Gabriel sieht die SPD auf Erfolgskurs und macht dies an den gewonnenen Landtagswahlen fest. Sie hätten der SPD wieder “ihren Stolz” zurück gegeben. Er lobt die Deligierten und die Parteimitglieder, die sich von den “Schwarzsehern und Berufspessimisten” nicht hätten “ins Boxhorn” jagen lassen.
Wenn er da mal nicht irrt: Die SPD liegt laut dem letzten Forsa-Wahltrend bei 25 Prozent und hat sich damit nur eng im Rahmen der statistischen Fehlerbreite von der historischen Wahlniederlage 2009 entfernt bzw. nicht entfernt – und das trotz des desolaten Zustands der Regierungskoalition. Jagt Gabriel da nicht eher seine eigenen Parteifreunde ins Boxhorn?
Es klingt sozialdemokratisch, wenn Gabriel sagt: “Uns muss es immer um konkrete Verbesserungen für die Menschen in Deutschland gehen.”
Wenn er aber in diesem Zusammenhang das folgende kritisiert:
“Wir stimmen auch nicht zu, wenn die FDP in der Regierung mal stillgestellt werden soll und deshalb Steuergeschenke versprochen werden, die den Geringverdienern nichts bringen, aber das Gemeinwesen 6 Milliarden Euro kosten.”
Dann sollte er berücksichtigen, dass die massiven Steuersenkungen in der Regierungsverantwortung der SPD mit dazu beigetragen haben, dass der Staat heute rund 75 Mrd. Euro weniger in den Kassen hat, als vor der Schröder-Ära. Dazu der Wirtschaftsweise Bofinger schon 2008, zur Zeit der schwarz-roten Koalition also: “Im letzten Jahrzehnt hat der deutsche Staat beispiellose Einschnitte in seinen finanziellen Ressourcen erlitten. Zwischen 2000 und 2008 ist die Staatsquote – also das Verhältnis von Staatsausgaben zur Wirtschaftsleistung – von 47,6 auf 43,5 Prozent gesunken. Das entspricht so etwa 100 Milliarden Euro weniger Ausgaben. Dem Staat fehlt vor allem Geld wegen der umfangreichen Steuersenkungen: Die öffentliche Einnahmequote – also das Verhältnis von Staatseinnahmen zu Wirtschaftsleistung – ist von 46,4 auf 43,3 Prozent gesunken. Da sind dem Staat etwa 75 Milliarden Euro im Jahr verloren gegangen.”

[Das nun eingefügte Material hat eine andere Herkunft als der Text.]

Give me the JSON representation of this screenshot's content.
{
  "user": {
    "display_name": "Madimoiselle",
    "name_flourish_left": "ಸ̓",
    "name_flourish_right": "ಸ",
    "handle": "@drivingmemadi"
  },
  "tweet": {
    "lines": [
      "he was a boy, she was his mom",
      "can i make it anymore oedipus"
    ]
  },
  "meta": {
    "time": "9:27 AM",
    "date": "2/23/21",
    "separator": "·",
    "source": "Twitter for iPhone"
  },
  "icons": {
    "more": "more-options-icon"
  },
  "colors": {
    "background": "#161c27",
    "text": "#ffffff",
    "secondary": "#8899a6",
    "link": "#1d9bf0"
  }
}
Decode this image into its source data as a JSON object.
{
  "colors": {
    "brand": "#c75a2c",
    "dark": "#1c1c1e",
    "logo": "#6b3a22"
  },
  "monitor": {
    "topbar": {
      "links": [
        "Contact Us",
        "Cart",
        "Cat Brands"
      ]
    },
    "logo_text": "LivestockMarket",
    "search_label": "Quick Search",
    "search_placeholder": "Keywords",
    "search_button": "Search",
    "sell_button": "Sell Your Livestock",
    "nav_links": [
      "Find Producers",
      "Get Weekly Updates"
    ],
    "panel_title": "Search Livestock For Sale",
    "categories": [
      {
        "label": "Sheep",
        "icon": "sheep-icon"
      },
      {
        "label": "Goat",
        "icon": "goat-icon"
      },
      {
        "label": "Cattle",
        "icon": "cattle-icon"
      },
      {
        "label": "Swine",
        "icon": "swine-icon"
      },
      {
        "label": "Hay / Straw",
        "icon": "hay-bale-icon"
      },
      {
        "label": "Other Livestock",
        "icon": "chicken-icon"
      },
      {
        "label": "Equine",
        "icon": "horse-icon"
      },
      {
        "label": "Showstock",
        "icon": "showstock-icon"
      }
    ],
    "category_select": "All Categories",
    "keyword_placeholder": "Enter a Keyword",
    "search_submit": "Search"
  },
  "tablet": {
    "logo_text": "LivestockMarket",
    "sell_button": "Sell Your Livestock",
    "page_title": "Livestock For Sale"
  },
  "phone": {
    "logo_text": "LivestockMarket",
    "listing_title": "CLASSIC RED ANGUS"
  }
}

Bofinger ist Mitglied von Gabriels “Wirtschaftspolitischen Rat”. Es kann also nicht daran liegen, dass Gabriel nicht Bescheid weiß.
Gabriel aber sagt: “Nein, Steuerentlastungen auf Pump werden immer nur durch höhere Schulden bezahlt. Und am Ende sind es die Bürgerinnen und Bürger selbst, die die Zeche zahlen werden, weil das schließlich ein Schlag gegen die Kommunen wird. Die Eltern werden am Ende höhere Kindergartenbeiträge bezahlen. Die soziale Infrastruktur ist nicht mehr finanzierbar. Da sind wir dagegen, das machen wir nicht mit. Das ist Politik zulasten Dritter und eine Scheinentlastung, liebe Genossinnen und Genossen.”
Keine Partei aber hat Steuern so sehr zu Gunsten von Spitzenverdienern und Vermögenden gesenkt – Spitzensteuersatzsenkungen, Unternehmenssteuersenkungen, Steuerfreistellung für Veräußerungsgewinne, Abgeltungssteuer – wie die SPD. Und zwar die Herren, die Gabriel wie oben zitiert eingangs in seiner Rede so sehr mit Lob bedenkt.
Das bis hierher gesagte macht bereits deutlich, dass der SPD-Spitze jeglicher Sinn und Verstand und jegliche Aufrichtigkeit für eine glaubwürdige Neuausrichtung fehlt.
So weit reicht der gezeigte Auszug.